While we rely on our cell architecture, Kafka, and infrastructure as code to deliver fault-tolerant scalable systems in our normal operations, the issue on July 29 highlighted how these same tools and techniques can fail us in unexpected circumstances. 

A few key learnings:

  • Cell isolation is our strongest protection against widespread disruption. We need to ensure the isolation is respected not just during normal operations but also by emergency tools.
  • Emergency response tools need to be safe to use even in chaotic situations without compromising their ability to function.
  • Human attention is a finite resource and incident response processes and alerts need to be constantly evaluated to ensure engineer attention is being directed at the most pressing signal.
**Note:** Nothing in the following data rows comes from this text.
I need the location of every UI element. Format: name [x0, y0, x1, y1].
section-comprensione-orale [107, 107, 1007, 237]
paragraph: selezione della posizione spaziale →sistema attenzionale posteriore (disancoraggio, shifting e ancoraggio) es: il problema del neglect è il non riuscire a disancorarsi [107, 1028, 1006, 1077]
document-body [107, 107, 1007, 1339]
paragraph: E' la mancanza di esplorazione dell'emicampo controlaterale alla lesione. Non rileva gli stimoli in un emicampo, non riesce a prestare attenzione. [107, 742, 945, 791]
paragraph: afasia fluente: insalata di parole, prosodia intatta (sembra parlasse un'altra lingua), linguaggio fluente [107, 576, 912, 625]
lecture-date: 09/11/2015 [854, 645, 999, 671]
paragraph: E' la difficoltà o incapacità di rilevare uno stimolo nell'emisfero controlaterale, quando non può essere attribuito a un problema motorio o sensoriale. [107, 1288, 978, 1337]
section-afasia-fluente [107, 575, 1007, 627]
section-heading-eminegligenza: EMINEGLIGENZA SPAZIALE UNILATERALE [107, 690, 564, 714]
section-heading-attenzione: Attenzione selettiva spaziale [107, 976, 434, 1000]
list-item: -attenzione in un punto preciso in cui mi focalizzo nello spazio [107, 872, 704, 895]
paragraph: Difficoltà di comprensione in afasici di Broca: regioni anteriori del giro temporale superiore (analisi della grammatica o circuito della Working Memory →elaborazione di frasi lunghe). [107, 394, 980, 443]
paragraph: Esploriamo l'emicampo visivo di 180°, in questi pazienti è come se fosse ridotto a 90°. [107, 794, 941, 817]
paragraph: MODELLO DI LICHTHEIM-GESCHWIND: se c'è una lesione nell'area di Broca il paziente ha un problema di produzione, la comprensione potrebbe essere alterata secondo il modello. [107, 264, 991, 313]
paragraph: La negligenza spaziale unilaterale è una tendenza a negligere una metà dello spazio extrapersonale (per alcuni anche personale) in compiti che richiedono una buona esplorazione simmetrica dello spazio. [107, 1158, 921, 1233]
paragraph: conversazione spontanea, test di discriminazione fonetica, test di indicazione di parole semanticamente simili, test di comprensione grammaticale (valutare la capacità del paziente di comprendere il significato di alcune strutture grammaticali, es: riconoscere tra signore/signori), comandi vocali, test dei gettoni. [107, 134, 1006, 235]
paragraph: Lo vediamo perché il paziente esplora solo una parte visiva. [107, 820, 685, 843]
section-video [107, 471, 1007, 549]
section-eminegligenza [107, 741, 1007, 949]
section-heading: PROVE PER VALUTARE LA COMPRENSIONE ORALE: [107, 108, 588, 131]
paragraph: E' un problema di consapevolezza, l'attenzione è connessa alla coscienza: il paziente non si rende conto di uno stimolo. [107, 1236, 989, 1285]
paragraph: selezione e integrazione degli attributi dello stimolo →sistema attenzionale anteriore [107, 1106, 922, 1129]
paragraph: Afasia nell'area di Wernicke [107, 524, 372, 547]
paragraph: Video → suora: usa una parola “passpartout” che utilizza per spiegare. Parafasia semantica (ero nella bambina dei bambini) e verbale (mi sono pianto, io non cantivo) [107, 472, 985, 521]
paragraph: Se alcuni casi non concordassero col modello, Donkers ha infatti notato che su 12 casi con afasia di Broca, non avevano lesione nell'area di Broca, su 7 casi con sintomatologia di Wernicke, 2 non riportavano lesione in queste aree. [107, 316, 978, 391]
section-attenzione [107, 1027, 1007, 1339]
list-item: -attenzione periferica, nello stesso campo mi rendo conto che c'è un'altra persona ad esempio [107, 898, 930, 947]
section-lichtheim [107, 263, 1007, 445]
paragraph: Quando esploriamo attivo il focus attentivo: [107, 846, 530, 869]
We sincerely apologize for the stress this service incident put on your teams and your businesses. We know that our system reliability is critical to maintaining the health and performance of your own services, and that you count on us to always be available. We are committed to continuously evaluating and improving our technology, tooling, and processes to ensure that we continue to deliver world-class services so you can focus on delivering differentiated innovation to your own customers. We hope this public retrospective was useful and that you’re able to learn from our experience.